(Extracto 2º Encuentro de Orientadores Maristas
Dificultades de Adaptabilidad y Salud Mental Durante la Edad Escolar)
Todos conocemos la experiencia de sentirnos
irritados, frustrados, con rabia, a veces furiosos.
Esta es una respuesta normal del hombre, con la cual venimos equipados.
Respuesta frente al sentirnos heridos, al ver atacado alguien o algo que amamos.
Una respuesta también cuando enfrentamos obstáculos o problemas para lograr una
meta que anhelamos. Es a veces una respuesta frente a la impotencia que sentimos
para solucionar un problema que nos aqueja.
La rabia nos da la fuerza entonces para superar el obstáculo y para defender lo
que amamos. ¿Qué pasa sin embargo cuando nuestra rabia nos hace herir a otros o
abandonar nuestra meta?
Es ahí cuando la rabia ya no nos sirve, sino que entorpece nuestro camino hacia
ser mejores personas.
- Enseñar a los estudiantes que la rabia es una respuesta normal que nos tiene
que servir para darnos energía para defendernos y defender a otros. Enseñar a
los alumnos que existen maneras de defenderse. Que para hacerlo no es válida la
venganza, ni herir a otros porque de esa manera estamos haciendo lo mismo que el
otro. Mostrar modelos de defensa que sean valientes, pero serenos. Pedirles a
ellos que den ejemplos de ello.
- Conversar con los estudiantes que cada día de colegio implica desafíos, tareas
y problemas que resolver y que cuando sentimos rabia frente a un problema
tenemos que preguntarnos ¿cómo lo voy a resolver? Este problema es un desafío,
¿cómo lo voy a enfrentar?
• Los alumnos que se enrabian más fácilmente y con mayor frecuencia
Existen varias razones para entender porque hay alumnos que son más prestos al
enojo. Revisaremos cada una de ellas.
A. Alumnos con menores mecanismos de inhibición: Se ha comprobado que ciertos
niños presentan una menor reacción frente a los retos o a la postura de límites;
y por lo tanto desarrollan con mayor dificultad las emociones morales de culpa y
vergüenza que los ayudarían a inhibir su mal comportamiento.

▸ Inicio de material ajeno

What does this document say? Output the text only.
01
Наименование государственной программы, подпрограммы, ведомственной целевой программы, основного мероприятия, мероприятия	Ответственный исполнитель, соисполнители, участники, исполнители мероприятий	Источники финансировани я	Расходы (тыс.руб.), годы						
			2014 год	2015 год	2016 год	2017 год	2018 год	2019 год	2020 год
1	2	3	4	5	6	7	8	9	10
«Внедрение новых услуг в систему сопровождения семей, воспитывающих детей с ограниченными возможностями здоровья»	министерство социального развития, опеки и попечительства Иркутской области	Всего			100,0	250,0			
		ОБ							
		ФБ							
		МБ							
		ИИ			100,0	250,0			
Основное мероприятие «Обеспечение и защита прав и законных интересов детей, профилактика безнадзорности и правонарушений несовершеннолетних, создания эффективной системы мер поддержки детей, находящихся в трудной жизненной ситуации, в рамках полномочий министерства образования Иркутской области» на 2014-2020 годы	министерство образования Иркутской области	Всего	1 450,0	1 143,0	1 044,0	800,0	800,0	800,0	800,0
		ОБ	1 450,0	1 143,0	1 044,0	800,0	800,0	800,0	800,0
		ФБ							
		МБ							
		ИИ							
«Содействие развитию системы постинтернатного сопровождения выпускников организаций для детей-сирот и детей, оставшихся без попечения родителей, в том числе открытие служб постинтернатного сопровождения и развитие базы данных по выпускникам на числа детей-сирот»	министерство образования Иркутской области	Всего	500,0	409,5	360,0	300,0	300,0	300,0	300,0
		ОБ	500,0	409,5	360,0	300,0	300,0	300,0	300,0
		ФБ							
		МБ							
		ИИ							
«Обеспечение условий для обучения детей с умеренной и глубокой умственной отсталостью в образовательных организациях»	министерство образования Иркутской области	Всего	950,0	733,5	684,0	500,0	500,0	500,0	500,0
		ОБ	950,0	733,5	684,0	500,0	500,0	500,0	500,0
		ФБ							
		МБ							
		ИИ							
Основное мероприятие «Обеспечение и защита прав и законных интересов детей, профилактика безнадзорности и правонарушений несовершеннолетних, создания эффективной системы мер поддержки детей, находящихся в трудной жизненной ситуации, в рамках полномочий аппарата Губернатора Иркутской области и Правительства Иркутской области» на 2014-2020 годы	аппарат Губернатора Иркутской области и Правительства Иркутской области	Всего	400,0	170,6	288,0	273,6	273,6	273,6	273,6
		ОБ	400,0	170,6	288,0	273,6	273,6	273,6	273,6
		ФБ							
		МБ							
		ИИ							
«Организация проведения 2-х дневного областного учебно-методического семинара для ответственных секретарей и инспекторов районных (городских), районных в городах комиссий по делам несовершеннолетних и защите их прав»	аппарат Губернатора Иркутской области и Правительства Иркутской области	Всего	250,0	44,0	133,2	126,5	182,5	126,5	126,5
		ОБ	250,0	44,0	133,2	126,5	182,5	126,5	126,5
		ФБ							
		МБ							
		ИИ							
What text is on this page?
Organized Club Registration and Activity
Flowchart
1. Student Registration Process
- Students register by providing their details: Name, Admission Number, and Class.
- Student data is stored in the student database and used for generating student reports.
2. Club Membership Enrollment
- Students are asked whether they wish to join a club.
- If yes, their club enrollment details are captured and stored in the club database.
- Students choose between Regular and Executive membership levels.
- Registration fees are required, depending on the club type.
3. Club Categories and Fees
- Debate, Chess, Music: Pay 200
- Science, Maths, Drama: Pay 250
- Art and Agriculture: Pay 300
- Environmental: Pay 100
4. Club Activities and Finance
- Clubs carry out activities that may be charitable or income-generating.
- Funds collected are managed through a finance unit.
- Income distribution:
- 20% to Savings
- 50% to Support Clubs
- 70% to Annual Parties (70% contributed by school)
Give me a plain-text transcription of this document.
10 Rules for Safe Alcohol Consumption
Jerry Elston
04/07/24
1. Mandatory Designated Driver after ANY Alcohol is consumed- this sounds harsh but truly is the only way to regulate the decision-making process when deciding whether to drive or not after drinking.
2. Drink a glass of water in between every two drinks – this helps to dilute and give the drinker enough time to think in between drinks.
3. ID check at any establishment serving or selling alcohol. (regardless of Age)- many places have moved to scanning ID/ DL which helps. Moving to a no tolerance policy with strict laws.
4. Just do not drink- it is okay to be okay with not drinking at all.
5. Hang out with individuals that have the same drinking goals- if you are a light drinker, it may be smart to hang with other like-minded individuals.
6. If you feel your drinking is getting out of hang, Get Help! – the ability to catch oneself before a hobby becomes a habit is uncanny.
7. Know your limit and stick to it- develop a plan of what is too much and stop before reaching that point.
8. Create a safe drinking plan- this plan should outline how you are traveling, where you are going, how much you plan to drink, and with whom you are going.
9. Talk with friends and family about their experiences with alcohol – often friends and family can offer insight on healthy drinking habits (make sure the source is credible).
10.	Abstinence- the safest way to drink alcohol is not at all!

Si a ello sumamos,
la existencia de límites poco claros por parte de los adultos y de reacciones de
rabia frente al mal comportamiento de los niños, seguidas de una falta de
reacción, aumenta la posibilidad de que ese niño reaccione en forma agresiva o
transgreda las reglas.
B. Hipersensibilidad frente a los estímulos: Estudios sobre la sensibilidad
frente a los estímulos sensoriales, como los sonidos, estímulos visuales,
estímulos táctiles, olfativos etc. muestran que hay alumnos que presentan una
hipersensibilidad a uno o más de estos tipos de estímulos. Esto lleva a que
ciertos alumnos sean más irritables frente al ambiente que los rodea, puesto que
lo sienten más intensamente.
C. Dificultades específicas: Un niño que ha vivido más experiencias de rechazo
por parte de sus pares, puede estar más propenso a reaccionar con rabia o
sintiéndose herido frente a una pesadez de un compañero, que un alumno que ha
tenido mejores experiencias. Del mismo modo un estudiante que presenta mayores
dificultades de aprendizaje en diferentes áreas, puede reaccionar con más rabia
o frustración frente al hecho de que esa tarea no le resulte, pues tiene menos
herramientas para enfrentar ese desafío y por ende lograr la meta.